Hello again, all. I am absolutely overwhelmed by the rush of story faves that I am receiving for my Holmes fics. Thank you all so much for that, and for faithfully reading my fics. That being said...this one is a little different than my others. Okay, let's face it, it is totally different. Delving into Holmes' psyche, I decided to write a fic in which Watson has left him, seemingly for good, and he has fallen into his syringe for comfort. In other words, get ready for some serious angst. Each paragraph is a cluster of one hundred words, the last bit being a bit symbolic, as if Holmes is "breaking through the ice" of his sadness, as it were. Hohoho, so clever.

As per usual, this is a slash fic. As if you didn't know already.

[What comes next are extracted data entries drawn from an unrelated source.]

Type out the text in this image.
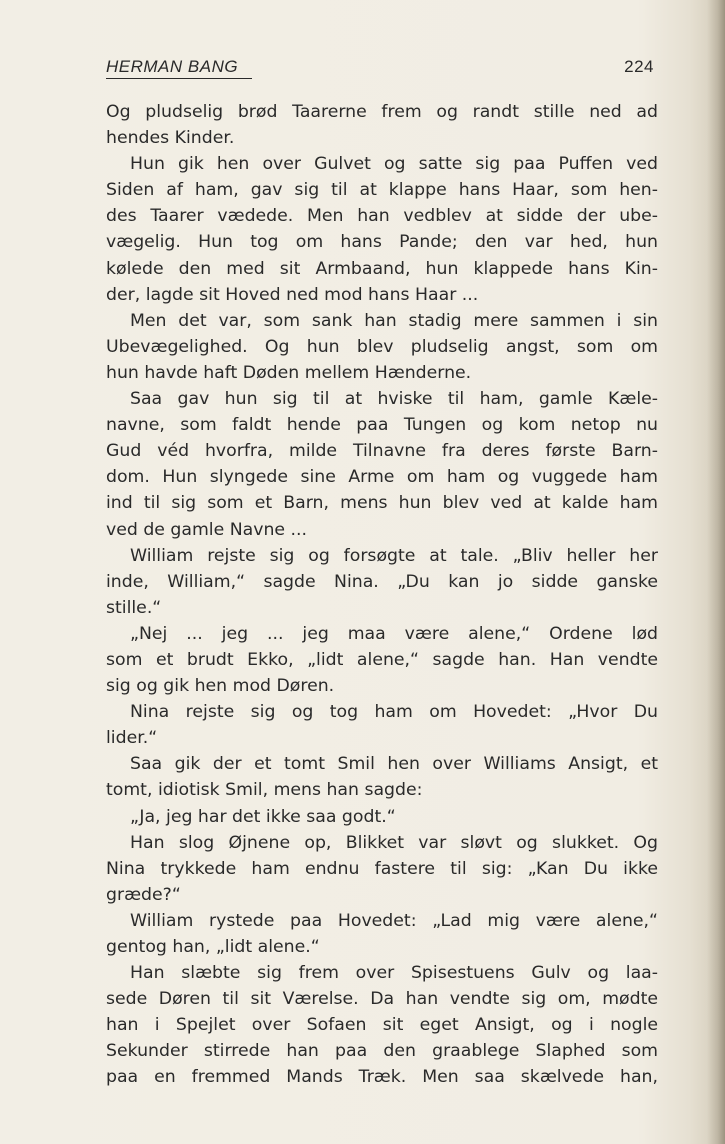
HERMAN BANG	224
Og pludselig brød Taarerne frem og randt stille ned ad
hendes Kinder.
Hun gik hen over Gulvet og satte sig paa Puffen ved
Siden af ham, gav sig til at klappe hans Haar, som hen-
des Taarer vædede. Men han vedblev at sidde der ube-
vægelig. Hun tog om hans Pande; den var hed, hun
kølede den med sit Armbaand, hun klappede hans Kin-
der, lagde sit Hoved ned mod hans Haar ...
Men det var, som sank han stadig mere sammen i sin
Ubevægelighed. Og hun blev pludselig angst, som om
hun havde haft Døden mellem Hænderne.
Saa gav hun sig til at hviske til ham, gamle Kæle-
navne, som faldt hende paa Tungen og kom netop nu
Gud véd hvorfra, milde Tilnavne fra deres første Barn-
dom. Hun slyngede sine Arme om ham og vuggede ham
ind til sig som et Barn, mens hun blev ved at kalde ham
ved de gamle Navne ...
William rejste sig og forsøgte at tale. „Bliv heller her
inde, William,“ sagde Nina. „Du kan jo sidde ganske
stille.“
„Nej ... jeg ... jeg maa være alene,“ Ordene lød
som et brudt Ekko, „lidt alene,“ sagde han. Han vendte
sig og gik hen mod Døren.
Nina rejste sig og tog ham om Hovedet: „Hvor Du
lider.“
Saa gik der et tomt Smil hen over Williams Ansigt, et
tomt, idiotisk Smil, mens han sagde:
„Ja, jeg har det ikke saa godt.“
Han slog Øjnene op, Blikket var sløvt og slukket. Og
Nina trykkede ham endnu fastere til sig: „Kan Du ikke
græde?“
William rystede paa Hovedet: „Lad mig være alene,“
gentog han, „lidt alene.“
Han slæbte sig frem over Spisestuens Gulv og laa-
sede Døren til sit Værelse. Da han vendte sig om, mødte
han i Spejlet over Sofaen sit eget Ansigt, og i nogle
Sekunder stirrede han paa den graablege Slaphed som
paa en fremmed Mands Træk. Men saa skælvede han,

Disclaimer: Do not own anything.


Snow

The syringe is cold against my skin, tightened and bleached by my makeshift tourniquet—an old belt, fished from the chest of drawers in the corner—but I push it through nonetheless, into my pulsing vein, pale blue beneath the sheath of my epidermis. It is the only way that my mind stays focused, nowadays, despite the so-called "findings" of those scientists and doctors that discourage its use. They know, as I do, that it is irresistible. Otherwise, they would not be so afraid. I am not afraid, not anymore. The sole thing that had held me back is gone now.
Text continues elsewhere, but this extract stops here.